Hypoglycemia is a life threatening endocrine emergency that, once recognized, is
easily treatable. Delay in diagnosis or treatment may lead to irreversible neurologic
injury or death.
Pathophysiology
- Hypoglycemia is generally defined as a blood glucose level < 50 mg/dl in adults/children,
and < 30 mg/dl in neonates.
- Glucose homeostasis involves a tightly regulated balance between insulin and its
counter regulatory hormones (glucagon, epinephrine, cortisol, growth hormone). An
excess of insulin or deficiency of counter regulatory hormones will tip the balance
toward hypoglycemia.
- Hypoglycemia is most often seen as a complication of diabetes therapy but is also seen
in no diabetics, usually as a complication of other disease processes.
- In pediatric patients, hypoglycemia may be seen in the acutely ill or septic child due to
lack of oral intake, hyper metabolic state, or secondary to accidental ingestions (alcohol,
salicylates, oral hypoglycemic).
Diagnosis and Evaluation
Signs and Symptoms
- The exact level of glucose at which patients demonstrate the signs and symptoms of
hypoglycemia varies among individuals based on age, weight, sex, activity level, and
coexisting disease. Most adults will be symptomatic with levels < 50 mg/dl, but the
rate of fall also contributes to symptoms.
- It is conceptually useful to divide the signs and symptoms of hypoglycemic into two
categories: neuroglycopenic and adrenergic.

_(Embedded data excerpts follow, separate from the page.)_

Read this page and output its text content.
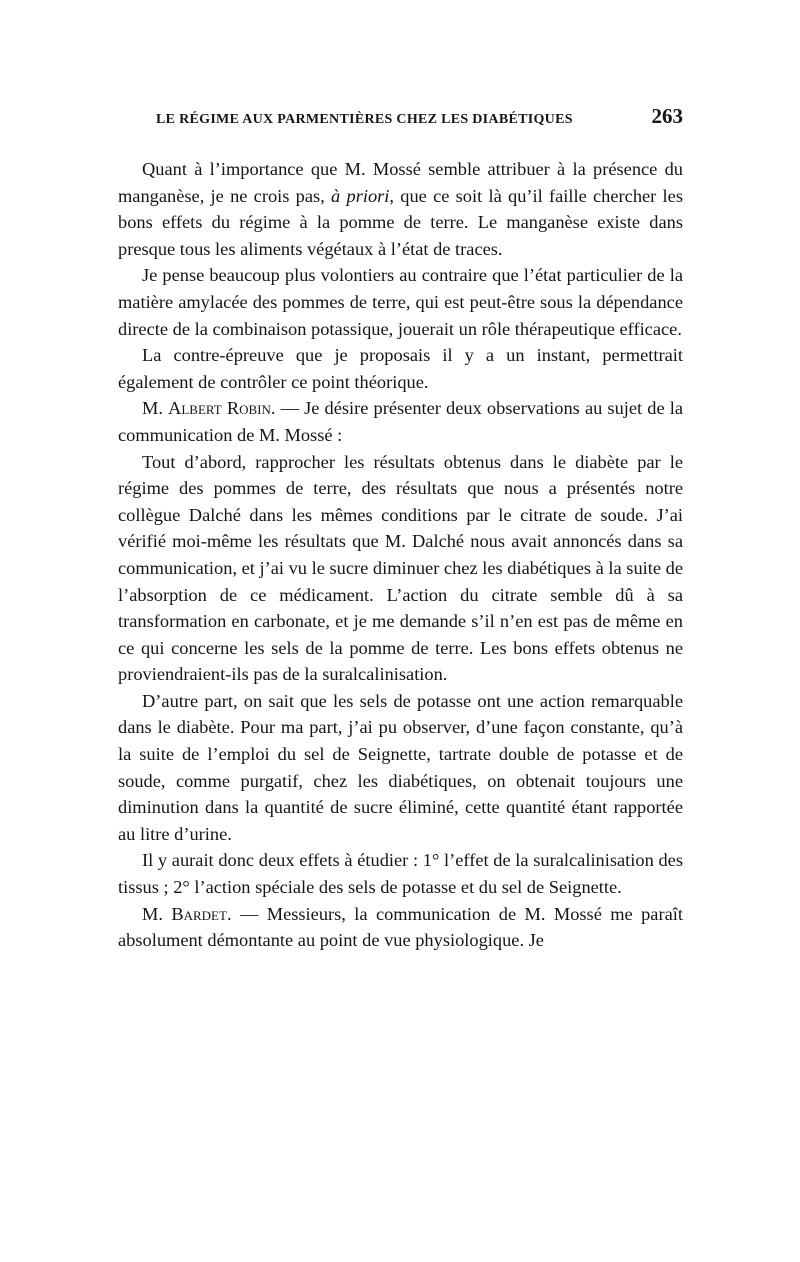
LE RÉGIME AUX PARMENTIÈRES CHEZ LES DIABÉTIQUES	263

Quant à l’importance que M. Mossé semble attribuer à la présence du manganèse, je ne crois pas, à priori, que ce soit là qu’il faille chercher les bons effets du régime à la pomme de terre. Le manganèse existe dans presque tous les aliments végétaux à l’état de traces.

Je pense beaucoup plus volontiers au contraire que l’état particulier de la matière amylacée des pommes de terre, qui est peut-être sous la dépendance directe de la combinaison potassique, jouerait un rôle thérapeutique efficace.

La contre-épreuve que je proposais il y a un instant, permettrait également de contrôler ce point théorique.

M. Albert Robin. — Je désire présenter deux observations au sujet de la communication de M. Mossé :

Tout d’abord, rapprocher les résultats obtenus dans le diabète par le régime des pommes de terre, des résultats que nous a présentés notre collègue Dalché dans les mêmes conditions par le citrate de soude. J’ai vérifié moi-même les résultats que M. Dalché nous avait annoncés dans sa communication, et j’ai vu le sucre diminuer chez les diabétiques à la suite de l’absorption de ce médicament. L’action du citrate semble dû à sa transformation en carbonate, et je me demande s’il n’en est pas de même en ce qui concerne les sels de la pomme de terre. Les bons effets obtenus ne proviendraient-ils pas de la suralcalinisation.

D’autre part, on sait que les sels de potasse ont une action remarquable dans le diabète. Pour ma part, j’ai pu observer, d’une façon constante, qu’à la suite de l’emploi du sel de Seignette, tartrate double de potasse et de soude, comme purgatif, chez les diabétiques, on obtenait toujours une diminution dans la quantité de sucre éliminé, cette quantité étant rapportée au litre d’urine.

Il y aurait donc deux effets à étudier : 1° l’effet de la suralcalinisation des tissus ; 2° l’action spéciale des sels de potasse et du sel de Seignette.

M. Bardet. — Messieurs, la communication de M. Mossé me paraît absolument démontante au point de vue physiologique. Je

- Neuroglycopenic symptoms represent the direct CNS affects of hypoglycemia. Signs
and symptoms include dizziness, fatigue, inability to concentrate, confusion, psychosis,
headache and focal neurologic findings.
- Adrenergic symptoms are produced by the counter regulatory surge (i.e., epinephrine)

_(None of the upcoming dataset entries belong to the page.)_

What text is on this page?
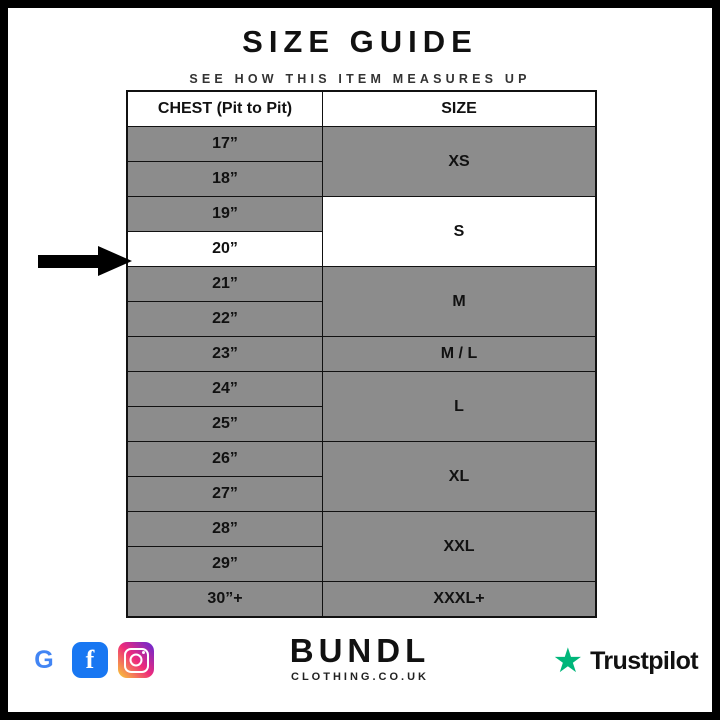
SIZE GUIDE
SEE HOW THIS ITEM MEASURES UP
CHEST (Pit to Pit)	SIZE
17”	XS
18”	
19”	S
20”	
21”	M
22”	
23”	M / L
24”	L
25”	
26”	XL
27”	
28”	XXL
29”	
30”+	XXXL+
G f	BUNDL
CLOTHING.CO.UK	★ Trustpilot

in response to hypoglycemia. Signs and symptoms include tremor, anxiety, diaphoresis,
tachycardia, nausea, and hunger.
- A subset of patients with diabetes has “hypoglycemic unawareness” due to an impaired
adrenergic response secondary to autonomic neuropathy.
- The neonate and the young infant may be asymptomatic or demonstrate only subtle,
nonspecific signs (lethargy, tachycardia, seizures, or apnea).
Laboratories/Studies
- All patients with altered mental status require immediate finger stick glucose (accucheck,
D-stick).
- Further laboratory tests (metabolic panel, CBC, cultures, CXR, EKG, or head CT)
should be tailored to the patient’s history and physical condition when ruling out
precipitant or underlying illness.
ED Management
Admission Criteria
- Patients need a monitored setting in the presence of unresolved neurological injury,
severe hypoglycemia, recurrent hypoglycemia in the emergency department despite
treatment, long-acting oral hypoglycemic overdoses, hypoglycemia at the extremes of
age or with severe underlying illness.
- Patients may be discharged home if all of the following conditions are met: mild hypoglycemia
only, complete resolution of symptoms, close primary physician follow-up,
and the ability to administer insulin or oral hypoglycemic correctly.